The traditional view of the field thus leaves something to be desired, and making this plain could have prepared the way for new inquiry or a closer examination of the objects themselves. How much richer to examine the ways by which Celtic art "came back" after periods of dormancy, and what the new types, techniques and designs contributed to it. How much richer, too, to examine the effect of Celtic aesthetics on the incoming settlers. For example, the late objects in chapter 5, such as the Shrine of the Bell of the Testament, the Lismore Crozier, and the Cross of Cong (illustrated on pp. 195 and 197) are among the finest works ever produced in Scandinavian styles, and they were produced in Ireland, not Scandinavia. The Shrine of the Bell of the Testament is by a craftsman who was at least half Scandinavian. On it, we can see him developing motifs he had apparently found on an old Irish book shrine that he had evidently refurbished recently (its filigree panels are closely similar to those on the bell shrine). And in the Lismore Crozier and the Cross of Cong we can see Irish craftsmen assimilating the design repertoire and black-white aesthetic of that same half-Scandinavian craftsman (they reproduce and blend motifs found only on the Shrine of the Bell of the Testament and back in Scandinavia). In the back-dated croziers, we can see Scandinavian techniques being used to produce copies of antique Irish motifs and types in an apparently concerted effort to recreate the lost art of the "Golden Age." In all these objects we can see the artists' and patrons' minds at work and the fruitful interactions between them all.

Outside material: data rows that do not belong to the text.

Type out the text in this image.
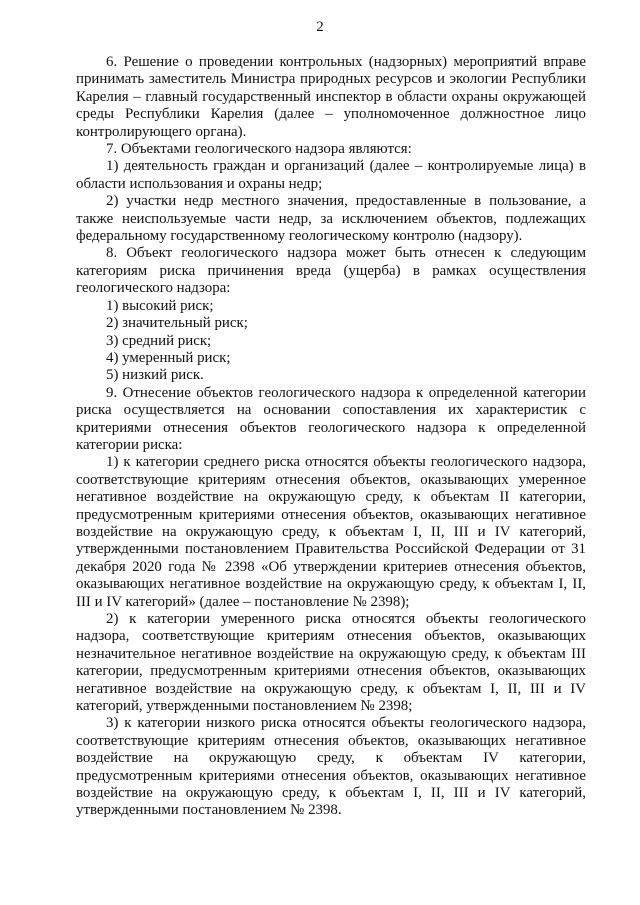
2

6. Решение о проведении контрольных (надзорных) мероприятий вправе принимать заместитель Министра природных ресурсов и экологии Республики Карелия – главный государственный инспектор в области охраны окружающей среды Республики Карелия (далее – уполномоченное должностное лицо контролирующего органа).

7. Объектами геологического надзора являются:

1) деятельность граждан и организаций (далее – контролируемые лица) в области использования и охраны недр;

2) участки недр местного значения, предоставленные в пользование, а также неиспользуемые части недр, за исключением объектов, подлежащих федеральному государственному геологическому контролю (надзору).

8. Объект геологического надзора может быть отнесен к следующим категориям риска причинения вреда (ущерба) в рамках осуществления геологического надзора:

1) высокий риск;

2) значительный риск;

3) средний риск;

4) умеренный риск;

5) низкий риск.

9. Отнесение объектов геологического надзора к определенной категории риска осуществляется на основании сопоставления их характеристик с критериями отнесения объектов геологического надзора к определенной категории риска:

1) к категории среднего риска относятся объекты геологического надзора, соответствующие критериям отнесения объектов, оказывающих умеренное негативное воздействие на окружающую среду, к объектам II категории, предусмотренным критериями отнесения объектов, оказывающих негативное воздействие на окружающую среду, к объектам I, II, III и IV категорий, утвержденными постановлением Правительства Российской Федерации от 31 декабря 2020 года № 2398 «Об утверждении критериев отнесения объектов, оказывающих негативное воздействие на окружающую среду, к объектам I, II, III и IV категорий» (далее – постановление № 2398);

2) к категории умеренного риска относятся объекты геологического надзора, соответствующие критериям отнесения объектов, оказывающих незначительное негативное воздействие на окружающую среду, к объектам III категории, предусмотренным критериями отнесения объектов, оказывающих негативное воздействие на окружающую среду, к объектам I, II, III и IV категорий, утвержденными постановлением № 2398;

3) к категории низкого риска относятся объекты геологического надзора, соответствующие критериям отнесения объектов, оказывающих негативное воздействие на окружающую среду, к объектам IV категории, предусмотренным критериями отнесения объектов, оказывающих негативное воздействие на окружающую среду, к объектам I, II, III и IV категорий, утвержденными постановлением № 2398.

Is it beyond the scope of a book like "Celtic Britain and Ireland" to outline and question the formation of the field, to point out the controversies, or to look at some of the material in detail? It could be argued that the Laings were looking specifically at Celtic art and society, but we have seen that these cannot be isolated from neighboring arts and societies, and any attempt to do so must be misdirected. Moreover, what does the general reader gain from a kaleidoscopic view of selected material divorced from comment, context and debate? Does it impoverish the "Celtic" heritage to consider the possibility that its legacy is not all purely Celtic? Or does it enrich all our cultures to see how much our artists and their sponsors appreciated and built on each other's work, and still do?